From the hokey title to the sentimental insight of the last line, McInerney's latest yuppie melodrama (Brightness Falls, 1992, etc.) at best recalls the social-climbing novels of John O'Hara. More often, his glittering narrative is bedecked with the baubles of cheap fiction: rich people, raw sex, drugs, booze, and fame.

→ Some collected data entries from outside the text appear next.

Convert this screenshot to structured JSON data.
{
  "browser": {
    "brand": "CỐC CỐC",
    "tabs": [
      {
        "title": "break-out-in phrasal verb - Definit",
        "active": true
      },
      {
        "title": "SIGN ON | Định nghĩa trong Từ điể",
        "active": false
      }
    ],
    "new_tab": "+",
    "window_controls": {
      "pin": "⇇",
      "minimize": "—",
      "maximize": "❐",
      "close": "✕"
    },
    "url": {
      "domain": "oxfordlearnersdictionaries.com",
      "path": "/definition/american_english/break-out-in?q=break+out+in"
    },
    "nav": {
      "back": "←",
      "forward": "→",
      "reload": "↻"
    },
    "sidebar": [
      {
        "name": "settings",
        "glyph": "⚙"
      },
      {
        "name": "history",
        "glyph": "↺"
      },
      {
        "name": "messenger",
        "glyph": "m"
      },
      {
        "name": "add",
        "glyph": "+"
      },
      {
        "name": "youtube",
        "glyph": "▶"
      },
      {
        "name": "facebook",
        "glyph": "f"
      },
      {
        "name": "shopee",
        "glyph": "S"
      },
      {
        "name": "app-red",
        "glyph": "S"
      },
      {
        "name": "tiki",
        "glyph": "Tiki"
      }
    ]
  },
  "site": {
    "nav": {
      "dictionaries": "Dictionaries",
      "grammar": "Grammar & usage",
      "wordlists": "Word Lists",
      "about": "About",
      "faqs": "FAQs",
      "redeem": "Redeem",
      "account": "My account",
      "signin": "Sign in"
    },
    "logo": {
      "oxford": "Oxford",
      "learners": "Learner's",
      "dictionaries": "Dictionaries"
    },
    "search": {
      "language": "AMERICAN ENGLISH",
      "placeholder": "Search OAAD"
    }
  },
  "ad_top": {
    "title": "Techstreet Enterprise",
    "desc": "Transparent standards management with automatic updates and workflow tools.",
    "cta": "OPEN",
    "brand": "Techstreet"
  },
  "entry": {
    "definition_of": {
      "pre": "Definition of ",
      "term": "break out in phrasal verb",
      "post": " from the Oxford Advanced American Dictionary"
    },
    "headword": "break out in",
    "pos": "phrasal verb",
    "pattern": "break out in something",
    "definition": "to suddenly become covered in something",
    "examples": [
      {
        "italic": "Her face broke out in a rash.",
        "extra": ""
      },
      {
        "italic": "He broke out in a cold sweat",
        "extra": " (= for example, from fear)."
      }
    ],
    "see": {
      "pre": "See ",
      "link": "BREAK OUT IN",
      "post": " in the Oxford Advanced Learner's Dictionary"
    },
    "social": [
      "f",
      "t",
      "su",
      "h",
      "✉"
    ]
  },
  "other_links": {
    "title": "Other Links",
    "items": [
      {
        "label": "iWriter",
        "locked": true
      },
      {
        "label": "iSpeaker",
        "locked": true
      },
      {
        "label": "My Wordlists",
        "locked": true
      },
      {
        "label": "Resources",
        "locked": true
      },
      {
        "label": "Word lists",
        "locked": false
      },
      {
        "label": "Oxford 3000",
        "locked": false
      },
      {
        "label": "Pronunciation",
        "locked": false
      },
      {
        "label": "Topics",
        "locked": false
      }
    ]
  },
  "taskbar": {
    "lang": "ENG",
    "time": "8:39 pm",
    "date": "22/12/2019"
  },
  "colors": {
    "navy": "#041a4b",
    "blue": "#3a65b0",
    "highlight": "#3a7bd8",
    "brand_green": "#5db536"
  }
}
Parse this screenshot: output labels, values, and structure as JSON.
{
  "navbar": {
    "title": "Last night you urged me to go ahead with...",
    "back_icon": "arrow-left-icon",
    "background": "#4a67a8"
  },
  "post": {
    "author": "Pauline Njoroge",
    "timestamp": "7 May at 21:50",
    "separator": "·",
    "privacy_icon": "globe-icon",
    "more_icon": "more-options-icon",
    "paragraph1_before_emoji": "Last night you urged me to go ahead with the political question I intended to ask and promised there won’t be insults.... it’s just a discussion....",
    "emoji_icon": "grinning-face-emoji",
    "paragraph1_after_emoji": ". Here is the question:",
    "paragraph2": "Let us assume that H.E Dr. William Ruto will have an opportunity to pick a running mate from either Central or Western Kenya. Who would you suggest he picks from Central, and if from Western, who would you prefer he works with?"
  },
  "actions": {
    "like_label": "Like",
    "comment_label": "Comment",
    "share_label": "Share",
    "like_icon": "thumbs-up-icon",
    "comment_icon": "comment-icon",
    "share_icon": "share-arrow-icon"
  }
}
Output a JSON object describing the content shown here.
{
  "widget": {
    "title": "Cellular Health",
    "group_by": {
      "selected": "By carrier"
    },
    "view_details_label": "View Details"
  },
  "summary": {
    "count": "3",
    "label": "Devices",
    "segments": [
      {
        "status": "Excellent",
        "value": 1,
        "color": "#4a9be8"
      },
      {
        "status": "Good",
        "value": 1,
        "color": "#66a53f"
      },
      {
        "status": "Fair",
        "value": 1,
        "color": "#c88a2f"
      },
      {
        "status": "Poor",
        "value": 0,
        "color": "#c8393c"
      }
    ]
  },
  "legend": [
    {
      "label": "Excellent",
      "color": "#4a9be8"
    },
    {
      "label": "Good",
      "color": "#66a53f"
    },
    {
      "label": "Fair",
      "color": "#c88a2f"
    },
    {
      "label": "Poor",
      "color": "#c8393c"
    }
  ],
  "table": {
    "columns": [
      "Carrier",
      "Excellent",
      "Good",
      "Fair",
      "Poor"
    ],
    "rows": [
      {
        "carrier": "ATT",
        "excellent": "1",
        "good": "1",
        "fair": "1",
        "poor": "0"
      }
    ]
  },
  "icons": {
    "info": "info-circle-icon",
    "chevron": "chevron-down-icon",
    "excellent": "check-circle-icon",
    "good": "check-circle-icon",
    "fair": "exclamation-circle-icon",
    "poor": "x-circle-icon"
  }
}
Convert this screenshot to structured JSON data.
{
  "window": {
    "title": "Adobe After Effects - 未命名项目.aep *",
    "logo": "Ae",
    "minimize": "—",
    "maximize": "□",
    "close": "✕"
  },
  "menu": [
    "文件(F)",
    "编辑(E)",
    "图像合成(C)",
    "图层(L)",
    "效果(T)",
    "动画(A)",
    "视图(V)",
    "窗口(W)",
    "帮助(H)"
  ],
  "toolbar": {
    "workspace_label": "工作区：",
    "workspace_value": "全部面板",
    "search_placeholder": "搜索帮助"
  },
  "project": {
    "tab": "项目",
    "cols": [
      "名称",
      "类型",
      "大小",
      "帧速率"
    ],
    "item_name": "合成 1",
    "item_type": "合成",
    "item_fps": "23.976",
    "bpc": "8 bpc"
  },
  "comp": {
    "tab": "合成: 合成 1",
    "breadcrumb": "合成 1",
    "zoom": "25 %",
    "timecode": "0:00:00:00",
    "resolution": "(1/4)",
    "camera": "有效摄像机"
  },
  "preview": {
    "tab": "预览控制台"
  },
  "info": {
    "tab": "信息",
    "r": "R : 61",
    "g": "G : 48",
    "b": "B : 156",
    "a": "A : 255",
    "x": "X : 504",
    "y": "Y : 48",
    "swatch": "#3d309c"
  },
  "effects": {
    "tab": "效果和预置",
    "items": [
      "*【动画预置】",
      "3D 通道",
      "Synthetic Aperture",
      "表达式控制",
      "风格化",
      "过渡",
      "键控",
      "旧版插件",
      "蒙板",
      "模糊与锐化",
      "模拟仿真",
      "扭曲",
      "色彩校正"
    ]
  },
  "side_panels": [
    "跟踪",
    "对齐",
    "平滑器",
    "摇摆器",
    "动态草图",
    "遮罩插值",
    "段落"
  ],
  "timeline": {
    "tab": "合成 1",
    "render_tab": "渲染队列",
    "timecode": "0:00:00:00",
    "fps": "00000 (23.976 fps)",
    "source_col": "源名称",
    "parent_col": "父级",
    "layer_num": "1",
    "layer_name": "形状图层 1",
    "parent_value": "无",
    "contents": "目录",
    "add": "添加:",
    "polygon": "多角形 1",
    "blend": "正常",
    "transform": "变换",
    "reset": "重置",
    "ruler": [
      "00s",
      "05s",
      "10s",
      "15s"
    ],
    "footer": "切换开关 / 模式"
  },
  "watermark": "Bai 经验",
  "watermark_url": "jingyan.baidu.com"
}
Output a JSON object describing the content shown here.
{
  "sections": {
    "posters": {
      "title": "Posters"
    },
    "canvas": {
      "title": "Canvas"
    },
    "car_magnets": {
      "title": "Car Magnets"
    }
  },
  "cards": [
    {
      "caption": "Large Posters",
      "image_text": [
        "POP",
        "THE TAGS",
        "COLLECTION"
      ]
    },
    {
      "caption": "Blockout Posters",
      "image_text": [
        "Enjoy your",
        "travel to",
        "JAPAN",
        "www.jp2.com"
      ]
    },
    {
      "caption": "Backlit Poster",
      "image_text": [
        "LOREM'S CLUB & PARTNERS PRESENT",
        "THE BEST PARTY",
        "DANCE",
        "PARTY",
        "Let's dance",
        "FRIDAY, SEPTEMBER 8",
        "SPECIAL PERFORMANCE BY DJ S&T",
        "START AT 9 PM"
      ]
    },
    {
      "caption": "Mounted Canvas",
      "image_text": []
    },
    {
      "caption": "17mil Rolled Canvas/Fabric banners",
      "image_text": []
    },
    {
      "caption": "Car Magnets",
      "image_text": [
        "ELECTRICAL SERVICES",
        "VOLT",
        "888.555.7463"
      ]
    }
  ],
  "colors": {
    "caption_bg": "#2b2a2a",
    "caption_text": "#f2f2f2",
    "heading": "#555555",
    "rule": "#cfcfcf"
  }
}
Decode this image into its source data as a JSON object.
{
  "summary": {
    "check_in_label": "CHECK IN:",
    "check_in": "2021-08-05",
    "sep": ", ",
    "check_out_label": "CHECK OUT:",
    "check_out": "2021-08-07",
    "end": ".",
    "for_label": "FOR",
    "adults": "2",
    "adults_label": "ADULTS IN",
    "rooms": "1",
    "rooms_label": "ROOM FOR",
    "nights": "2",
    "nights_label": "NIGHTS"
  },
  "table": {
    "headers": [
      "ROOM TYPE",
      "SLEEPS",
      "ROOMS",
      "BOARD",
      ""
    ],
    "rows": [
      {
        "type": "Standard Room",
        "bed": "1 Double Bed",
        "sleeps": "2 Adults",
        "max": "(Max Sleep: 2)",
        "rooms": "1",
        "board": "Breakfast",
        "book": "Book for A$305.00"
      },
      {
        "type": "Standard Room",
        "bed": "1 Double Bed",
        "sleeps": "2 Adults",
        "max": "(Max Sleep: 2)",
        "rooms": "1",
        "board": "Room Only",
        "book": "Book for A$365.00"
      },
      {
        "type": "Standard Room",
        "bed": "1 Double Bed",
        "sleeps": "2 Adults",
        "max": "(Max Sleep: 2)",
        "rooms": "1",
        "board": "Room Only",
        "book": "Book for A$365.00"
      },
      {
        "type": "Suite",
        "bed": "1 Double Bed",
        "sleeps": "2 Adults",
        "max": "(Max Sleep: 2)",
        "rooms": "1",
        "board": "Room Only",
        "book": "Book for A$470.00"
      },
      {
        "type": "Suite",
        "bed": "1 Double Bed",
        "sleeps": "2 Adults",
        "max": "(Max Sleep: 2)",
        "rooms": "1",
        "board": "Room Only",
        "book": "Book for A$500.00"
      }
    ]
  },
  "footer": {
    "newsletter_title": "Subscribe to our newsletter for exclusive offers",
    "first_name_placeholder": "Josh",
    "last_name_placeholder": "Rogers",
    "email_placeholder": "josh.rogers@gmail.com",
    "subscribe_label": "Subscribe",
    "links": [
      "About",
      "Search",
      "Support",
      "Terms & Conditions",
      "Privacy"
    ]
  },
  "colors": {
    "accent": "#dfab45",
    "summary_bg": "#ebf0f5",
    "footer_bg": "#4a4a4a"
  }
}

Part of McInerney's problem lies in his narrator, a creepy arriviste who's self-conscious about his failings, but never to the point of actually repudiating his shallow self. Now a middle-aged lawyer at a "white-shoe firm" (as he says more often than necessary), Patrick Keane first met his "legendary" friend, Will Savage, in 1965, at a New England prep school where the two roomed together. The last in a line of debauched and dysfunctional southerners, Savage displays all the self-assured recklessness of a rich kid who couldn't care less about SATs or fitting in. Rather, since it's the '60s, he cultivates his outlaw pose, reading the Beats, practicing Buddhism, digging the blues, and cruising the black neighborhoods of his native Memphis. Savage takes the fall for one of Patrick's prep school indiscretions, and thereafter Patrick serves as liaison to Will's screwed-up, right-wing family, though he can't prevent Will from marrying his longtime sweetheart, Taleesha Johnson, the niece of a prominent bluesman. Unbowed, Savage becomes a fabulously wealthy and successful record producer. Patrick, meanwhile, with a Park Avenue apartment, a nice wife and two kids, becomes a partner in his law firm and struggles to make sense of his own conflicted sexuality. McInerney's facile reconstructing of history allows Patrick to discover a pre-Bellum Savage family memoir that explains their entire racial history, and, as the years hurtle by, McInerney continues to blunder through time, repeatedly taking pratfalls in passages of oily writing.
Fiction for those who wouldn't be caught dead with Collins, Steel, et al. but want the same greasy splendor.